Severe Acute Respiratory Syndrome (SARS)
SARS, an atypical pneumonia, was first recognized at the end of February 2003 in Hanoi, Viet Nam. The World Health Organization is co-ordinating the international investigation with the assistance of the Global Outbreak Alert and Response Network and is working closely with health authorities in the affected countries to provide epidemiological, clinical and logistical support as required.
Chronology and Distribution of SARS cases
Travel Advice (WHO)
Clinical and Epidemiological Data
SARS was first recognized at the end of February in Hanoi, Viet Nam. The index case, a middle-aged business man who traveled extensively in South-East Asia before becoming unwell, was admitted to a hospital in Hanoi on 26 February 2003 with high fever, dry cough, myalgia and mild sore throat. Over the following four days, he developed symptoms of adult respiratory distress syndrome, requiring ventilatory support, and severe thrombocytopenia. Despite intensive therapy, he died on 13 March after being transferred to an isolation facility in Hong Kong SAR.
On the basis of data from the SARS foci in Hanoi and Hong Kong SAR the incubation period has been estimated to be between 2–12 days.
Attack rates of >56% among health-care workers caring for SARS patients is consistent in both foci. Most patients identified as of March 25, 2003 have been previously healthy adults aged 25–70 years. A few suspected cases of SARS have been reported among children (? 15 years).
Preliminary Clinical Description of Severe Acute Respiratory Syndrome (SARS)
Severe Acute Respiratory Syndrome (SARS) is a disease of unknown etiology that has been described in patients in Asia, North America, and Europe. The information in this report provides a summary of the clinical characteristics of SARS patients treated in Hong Kong Special Administrative Region (China), Taiwan (China), Thailand, Singapore, the United Kingdom, Slovenia, Canada and the United States since mid-February 2003. This information is preliminary and subject to limitations because of the broad and non-specific case definition. Most patients identified as of March 21, 2003 have been previously healthy adults aged 25–70 years. A few suspected cases of SARS have been reported among children (? 15 years).

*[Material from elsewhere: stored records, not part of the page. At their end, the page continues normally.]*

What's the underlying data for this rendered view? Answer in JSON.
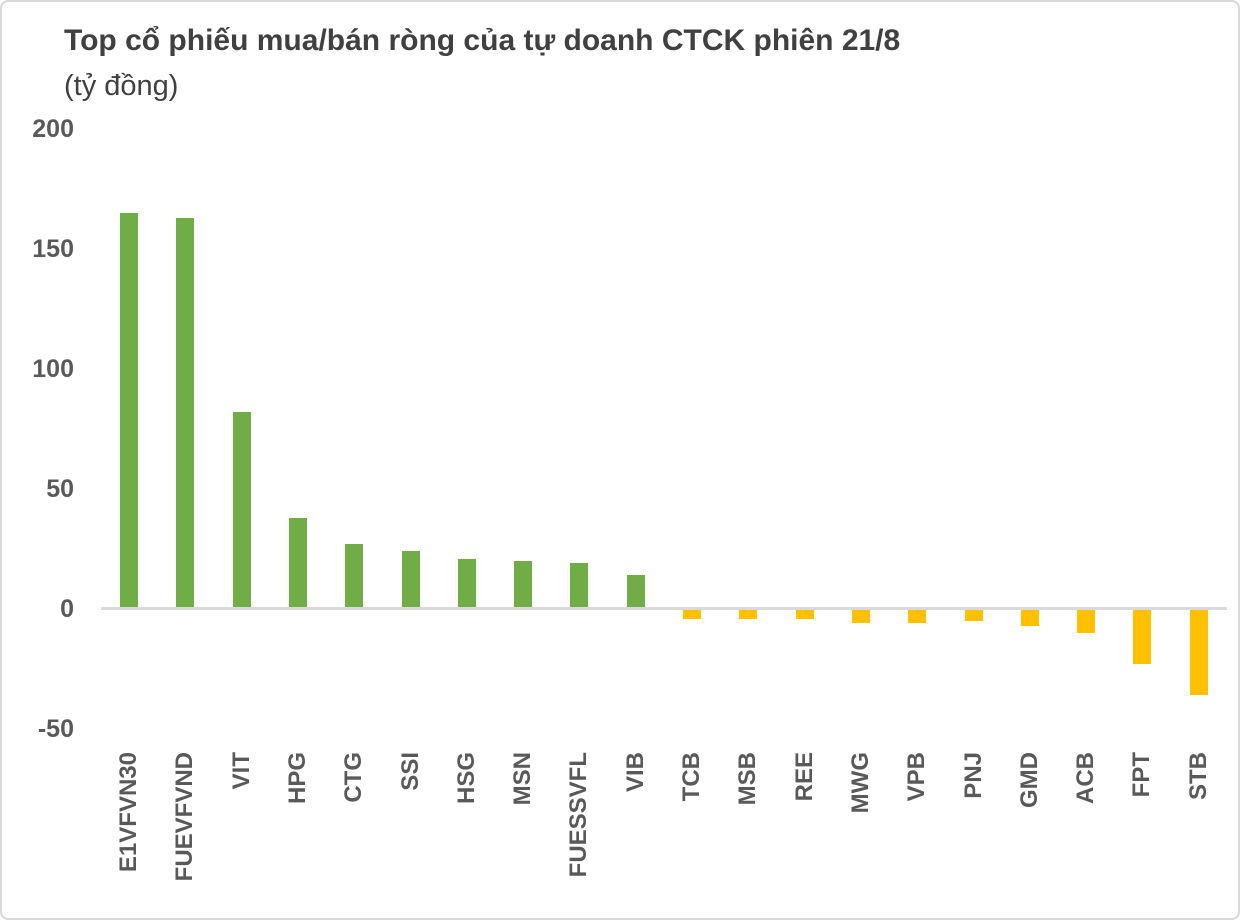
{
  "header": {
    "title": "Top cổ phiếu mua/bán ròng của tự doanh CTCK phiên 21/8",
    "subtitle": "(tỷ đồng)"
  },
  "chart_data": {
    "type": "bar",
    "title": "Top cổ phiếu mua/bán ròng của tự doanh CTCK phiên 21/8",
    "unit_label": "(tỷ đồng)",
    "categories": [
      "E1VFVN30",
      "FUEVFVND",
      "VIT",
      "HPG",
      "CTG",
      "SSI",
      "HSG",
      "MSN",
      "FUESSVFL",
      "VIB",
      "TCB",
      "MSB",
      "REE",
      "MWG",
      "VPB",
      "PNJ",
      "GMD",
      "ACB",
      "FPT",
      "STB"
    ],
    "values": [
      165,
      163,
      82,
      38,
      27,
      24,
      21,
      20,
      19,
      14,
      -4,
      -4,
      -4,
      -6,
      -6,
      -5,
      -7,
      -10,
      -23,
      -36
    ],
    "yticks": [
      200,
      150,
      100,
      50,
      0,
      -50
    ],
    "ylim": [
      -50,
      200
    ],
    "xlabel": "",
    "ylabel": "",
    "grid": false,
    "legend": "none",
    "x_label_rotation": 90,
    "colors": {
      "positive": "#70AD47",
      "negative": "#FFC000",
      "axis_line": "#D9D9D9",
      "tick_text": "#595959",
      "title_text": "#404040"
    }
  }
}
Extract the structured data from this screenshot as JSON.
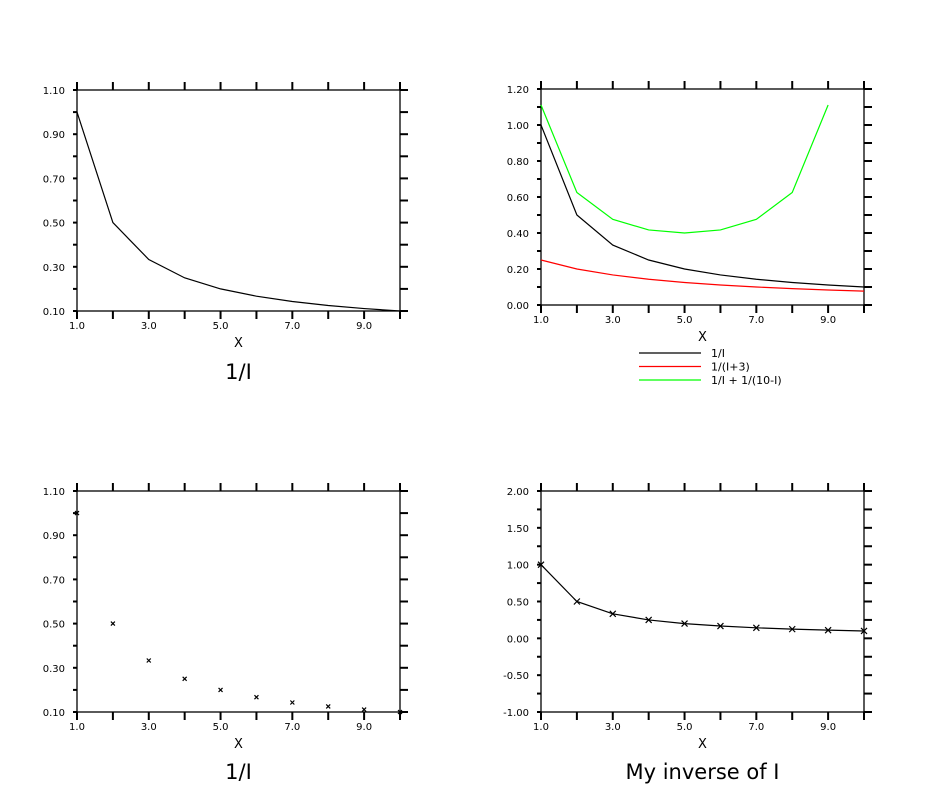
{
  "chart_data": [
    {
      "type": "line",
      "title": "1/I",
      "xlabel": "X",
      "xlim": [
        1,
        10
      ],
      "ylim": [
        0.1,
        1.1
      ],
      "xticks": [
        "1.0",
        "3.0",
        "5.0",
        "7.0",
        "9.0"
      ],
      "yticks": [
        "0.10",
        "0.30",
        "0.50",
        "0.70",
        "0.90",
        "1.10"
      ],
      "x": [
        1,
        2,
        3,
        4,
        5,
        6,
        7,
        8,
        9,
        10
      ],
      "series": [
        {
          "name": "1/I",
          "color": "#000000",
          "marker": "none",
          "values": [
            1.0,
            0.5,
            0.333,
            0.25,
            0.2,
            0.167,
            0.143,
            0.125,
            0.111,
            0.1
          ]
        }
      ]
    },
    {
      "type": "line",
      "title": "",
      "xlabel": "X",
      "xlim": [
        1,
        10
      ],
      "ylim": [
        0.0,
        1.2
      ],
      "xticks": [
        "1.0",
        "3.0",
        "5.0",
        "7.0",
        "9.0"
      ],
      "yticks": [
        "0.00",
        "0.20",
        "0.40",
        "0.60",
        "0.80",
        "1.00",
        "1.20"
      ],
      "x": [
        1,
        2,
        3,
        4,
        5,
        6,
        7,
        8,
        9,
        10
      ],
      "legend_position": "bottom",
      "series": [
        {
          "name": "1/I",
          "color": "#000000",
          "marker": "none",
          "values": [
            1.0,
            0.5,
            0.333,
            0.25,
            0.2,
            0.167,
            0.143,
            0.125,
            0.111,
            0.1
          ]
        },
        {
          "name": "1/(I+3)",
          "color": "#ff0000",
          "marker": "none",
          "values": [
            0.25,
            0.2,
            0.167,
            0.143,
            0.125,
            0.111,
            0.1,
            0.0909,
            0.0833,
            0.0769
          ]
        },
        {
          "name": "1/I + 1/(10-I)",
          "color": "#00ff00",
          "marker": "none",
          "values": [
            1.111,
            0.625,
            0.476,
            0.417,
            0.4,
            0.417,
            0.476,
            0.625,
            1.111,
            null
          ]
        }
      ]
    },
    {
      "type": "scatter",
      "title": "1/I",
      "xlabel": "X",
      "xlim": [
        1,
        10
      ],
      "ylim": [
        0.1,
        1.1
      ],
      "xticks": [
        "1.0",
        "3.0",
        "5.0",
        "7.0",
        "9.0"
      ],
      "yticks": [
        "0.10",
        "0.30",
        "0.50",
        "0.70",
        "0.90",
        "1.10"
      ],
      "x": [
        1,
        2,
        3,
        4,
        5,
        6,
        7,
        8,
        9,
        10
      ],
      "series": [
        {
          "name": "1/I",
          "color": "#000000",
          "marker": "x-small",
          "values": [
            1.0,
            0.5,
            0.333,
            0.25,
            0.2,
            0.167,
            0.143,
            0.125,
            0.111,
            0.1
          ]
        }
      ]
    },
    {
      "type": "line",
      "title": "My inverse of I",
      "xlabel": "X",
      "xlim": [
        1,
        10
      ],
      "ylim": [
        -1.0,
        2.0
      ],
      "xticks": [
        "1.0",
        "3.0",
        "5.0",
        "7.0",
        "9.0"
      ],
      "yticks": [
        "-1.00",
        "-0.50",
        "0.00",
        "0.50",
        "1.00",
        "1.50",
        "2.00"
      ],
      "x": [
        1,
        2,
        3,
        4,
        5,
        6,
        7,
        8,
        9,
        10
      ],
      "series": [
        {
          "name": "1/I",
          "color": "#000000",
          "marker": "x",
          "values": [
            1.0,
            0.5,
            0.333,
            0.25,
            0.2,
            0.167,
            0.143,
            0.125,
            0.111,
            0.1
          ]
        }
      ]
    }
  ]
}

The incubation period of SARS is usually 2–7 days but may be as long as 10 days. The illness generally begins with a prodrome of fever (>38°C), which is often high, sometimes associated with chills and rigors and sometimes accompanied by other symptoms including headache, malaise, and myalgias. At the onset of illness, some cases have mild respiratory symptoms. Typically, rash and neurologic or gastrointestinal findings are absent, although a few patients have reported diarrhoea during the febrile prodrome.
After 3–7 days, a lower respiratory phase begins with the onset of a dry, non-productive cough or dyspnea that may be accompanied by or progress to hypoxemia. In 10%-20% of cases, the respiratory illness is severe enough to require intubation and mechanical ventilation. The case fatality among persons with illness meeting the current WHO case definition for probable and suspected cases of SARS is around 3%.

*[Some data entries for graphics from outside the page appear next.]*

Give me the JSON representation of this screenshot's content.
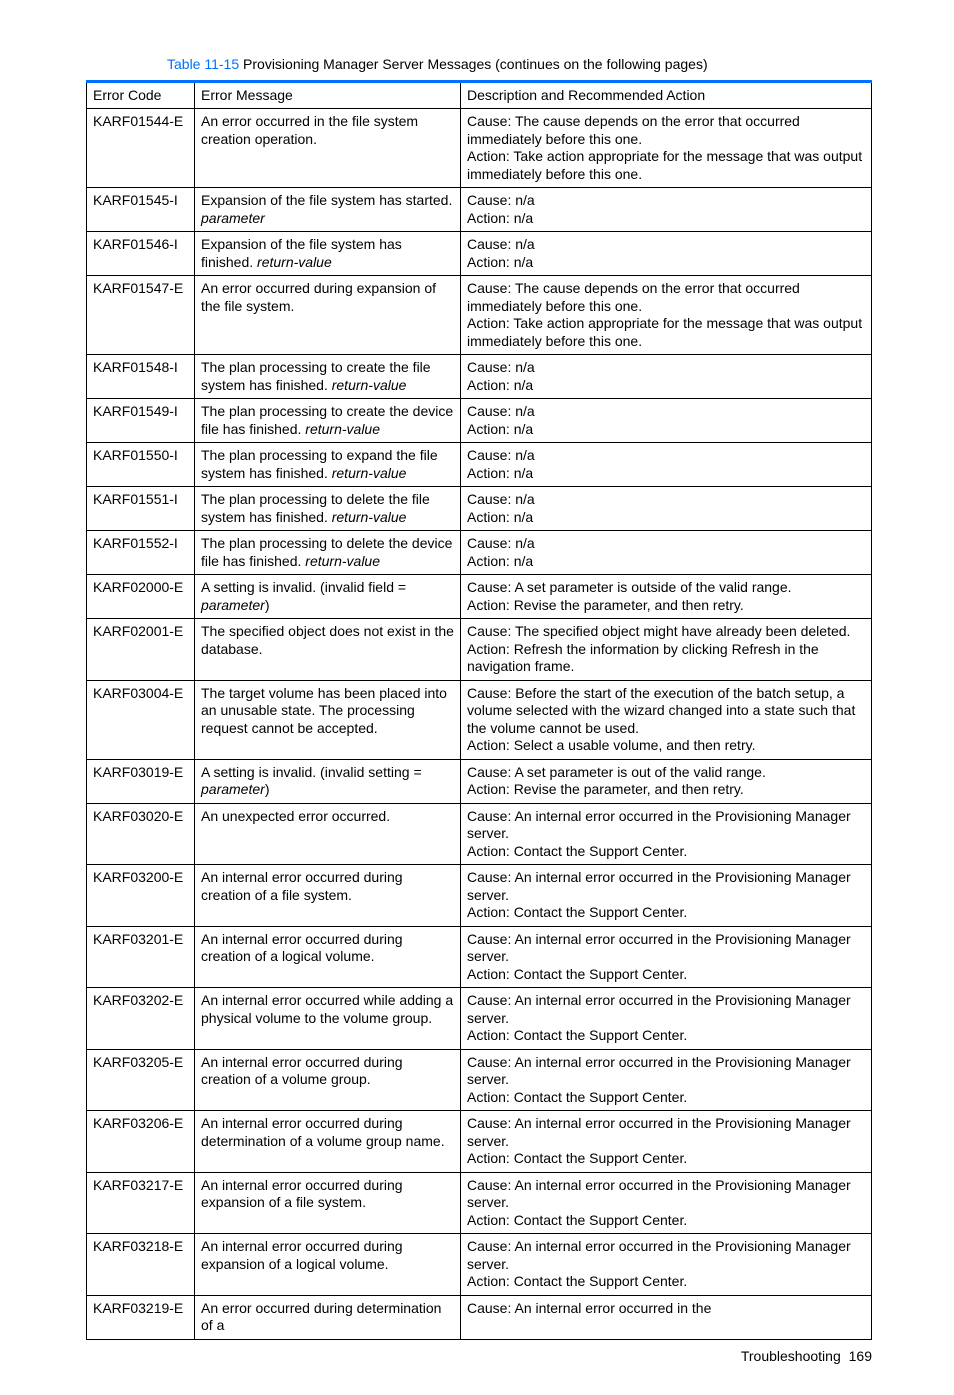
{
  "caption": {
    "prefix": "Table 11-15",
    "text": " Provisioning Manager Server Messages (continues on the following pages)"
  },
  "columns": {
    "code": "Error Code",
    "message": "Error Message",
    "desc": "Description and Recommended Action"
  },
  "footer": {
    "section": "Troubleshooting",
    "page": "169"
  },
  "rows": [
    {
      "code": "KARF01544-E",
      "message": [
        {
          "t": "An error occurred in the file system creation operation."
        }
      ],
      "desc": [
        {
          "t": "Cause: The cause depends on the error that occurred immediately before this one."
        },
        {
          "t": "Action: Take action appropriate for the message that was output immediately before this one."
        }
      ]
    },
    {
      "code": "KARF01545-I",
      "message": [
        {
          "t": "Expansion of the file system has started. "
        },
        {
          "t": "parameter",
          "i": true
        }
      ],
      "desc": [
        {
          "t": "Cause: n/a"
        },
        {
          "t": "Action: n/a"
        }
      ]
    },
    {
      "code": "KARF01546-I",
      "message": [
        {
          "t": "Expansion of the file system has finished. "
        },
        {
          "t": "return-value",
          "i": true
        }
      ],
      "desc": [
        {
          "t": "Cause: n/a"
        },
        {
          "t": "Action: n/a"
        }
      ]
    },
    {
      "code": "KARF01547-E",
      "message": [
        {
          "t": "An error occurred during expansion of the file system."
        }
      ],
      "desc": [
        {
          "t": "Cause: The cause depends on the error that occurred immediately before this one."
        },
        {
          "t": "Action: Take action appropriate for the message that was output immediately before this one."
        }
      ]
    },
    {
      "code": "KARF01548-I",
      "message": [
        {
          "t": "The plan processing to create the file system has finished. "
        },
        {
          "t": "return-value",
          "i": true
        }
      ],
      "desc": [
        {
          "t": "Cause: n/a"
        },
        {
          "t": "Action: n/a"
        }
      ]
    },
    {
      "code": "KARF01549-I",
      "message": [
        {
          "t": "The plan processing to create the device file has finished. "
        },
        {
          "t": "return-value",
          "i": true
        }
      ],
      "desc": [
        {
          "t": "Cause: n/a"
        },
        {
          "t": "Action: n/a"
        }
      ]
    },
    {
      "code": "KARF01550-I",
      "message": [
        {
          "t": "The plan processing to expand the file system has finished. "
        },
        {
          "t": "return-value",
          "i": true
        }
      ],
      "desc": [
        {
          "t": "Cause: n/a"
        },
        {
          "t": "Action: n/a"
        }
      ]
    },
    {
      "code": "KARF01551-I",
      "message": [
        {
          "t": "The plan processing to delete the file system has finished. "
        },
        {
          "t": "return-value",
          "i": true
        }
      ],
      "desc": [
        {
          "t": "Cause: n/a"
        },
        {
          "t": "Action: n/a"
        }
      ]
    },
    {
      "code": "KARF01552-I",
      "message": [
        {
          "t": "The plan processing to delete the device file has finished. "
        },
        {
          "t": "return-value",
          "i": true
        }
      ],
      "desc": [
        {
          "t": "Cause: n/a"
        },
        {
          "t": "Action: n/a"
        }
      ]
    },
    {
      "code": "KARF02000-E",
      "message": [
        {
          "t": "A setting is invalid. (invalid field = "
        },
        {
          "t": "parameter",
          "i": true
        },
        {
          "t": ")"
        }
      ],
      "desc": [
        {
          "t": "Cause: A set parameter is outside of the valid range."
        },
        {
          "t": "Action: Revise the parameter, and then retry."
        }
      ]
    },
    {
      "code": "KARF02001-E",
      "message": [
        {
          "t": "The specified object does not exist in the database."
        }
      ],
      "desc": [
        {
          "t": "Cause: The specified object might have already been deleted."
        },
        {
          "t": "Action: Refresh the information by clicking Refresh in the navigation frame."
        }
      ]
    },
    {
      "code": "KARF03004-E",
      "message": [
        {
          "t": "The target volume has been placed into an unusable state. The processing request cannot be accepted."
        }
      ],
      "desc": [
        {
          "t": "Cause: Before the start of the execution of the batch setup, a volume selected with the wizard changed into a state such that the volume cannot be used."
        },
        {
          "t": "Action: Select a usable volume, and then retry."
        }
      ]
    },
    {
      "code": "KARF03019-E",
      "message": [
        {
          "t": "A setting is invalid. (invalid setting = "
        },
        {
          "t": "parameter",
          "i": true
        },
        {
          "t": ")"
        }
      ],
      "desc": [
        {
          "t": "Cause: A set parameter is out of the valid range."
        },
        {
          "t": "Action: Revise the parameter, and then retry."
        }
      ]
    },
    {
      "code": "KARF03020-E",
      "message": [
        {
          "t": "An unexpected error occurred."
        }
      ],
      "desc": [
        {
          "t": "Cause: An internal error occurred in the Provisioning Manager server."
        },
        {
          "t": "Action: Contact the Support Center."
        }
      ]
    },
    {
      "code": "KARF03200-E",
      "message": [
        {
          "t": "An internal error occurred during creation of a file system."
        }
      ],
      "desc": [
        {
          "t": "Cause: An internal error occurred in the Provisioning Manager server."
        },
        {
          "t": "Action: Contact the Support Center."
        }
      ]
    },
    {
      "code": "KARF03201-E",
      "message": [
        {
          "t": "An internal error occurred during creation of a logical volume."
        }
      ],
      "desc": [
        {
          "t": "Cause: An internal error occurred in the Provisioning Manager server."
        },
        {
          "t": "Action: Contact the Support Center."
        }
      ]
    },
    {
      "code": "KARF03202-E",
      "message": [
        {
          "t": "An internal error occurred while adding a physical volume to the volume group."
        }
      ],
      "desc": [
        {
          "t": "Cause: An internal error occurred in the Provisioning Manager server."
        },
        {
          "t": "Action: Contact the Support Center."
        }
      ]
    },
    {
      "code": "KARF03205-E",
      "message": [
        {
          "t": "An internal error occurred during creation of a volume group."
        }
      ],
      "desc": [
        {
          "t": "Cause: An internal error occurred in the Provisioning Manager server."
        },
        {
          "t": "Action: Contact the Support Center."
        }
      ]
    },
    {
      "code": "KARF03206-E",
      "message": [
        {
          "t": "An internal error occurred during determination of a volume group name."
        }
      ],
      "desc": [
        {
          "t": "Cause: An internal error occurred in the Provisioning Manager server."
        },
        {
          "t": "Action: Contact the Support Center."
        }
      ]
    },
    {
      "code": "KARF03217-E",
      "message": [
        {
          "t": "An internal error occurred during expansion of a file system."
        }
      ],
      "desc": [
        {
          "t": "Cause: An internal error occurred in the Provisioning Manager server."
        },
        {
          "t": "Action: Contact the Support Center."
        }
      ]
    },
    {
      "code": "KARF03218-E",
      "message": [
        {
          "t": "An internal error occurred during expansion of a logical volume."
        }
      ],
      "desc": [
        {
          "t": "Cause: An internal error occurred in the Provisioning Manager server."
        },
        {
          "t": "Action: Contact the Support Center."
        }
      ]
    },
    {
      "code": "KARF03219-E",
      "message": [
        {
          "t": "An error occurred during determination of a"
        }
      ],
      "desc": [
        {
          "t": "Cause: An internal error occurred in the"
        }
      ]
    }
  ]
}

Chest radiographs may be normal during the febrile prodrome and throughout the course of illness. However, in a substantial proportion of patients, the respiratory phase is characterized by early focal infiltrates progressing to more generalized, patchy, interstitial infiltrates. Some chest radiographs from patients in the late stages of SARS have also shown areas of consolidation.
Early in the course of disease, the absolute lymphocyte count is often decreased. Overall white cell counts have generally been normal or decreased. At the peak of the respiratory illness, up to half of patients have leukopenia and thrombocytopenia or low-normal platelet counts (50,000 – 150,000 / ?l). Early in the respiratory phase, elevated creatine phosphokinase levels (up to 3000 IU / L) and hepatic transaminases (2- to 6-times the upper limits of normal) have been noted. Renal function has remained normal in the majority of patients.
Treatment regimens have included a variety of antibiotics to presumptively treat known bacterial agents of atypical pneumonia. In several locations, therapy has also included antiviral agents such as oseltamivir or ribavirin. Steroids have also been given orally or intravenously to patients in combination with ribavirin and other antimicrobials. At present, the most efficacious treatment regime, if any is unknown.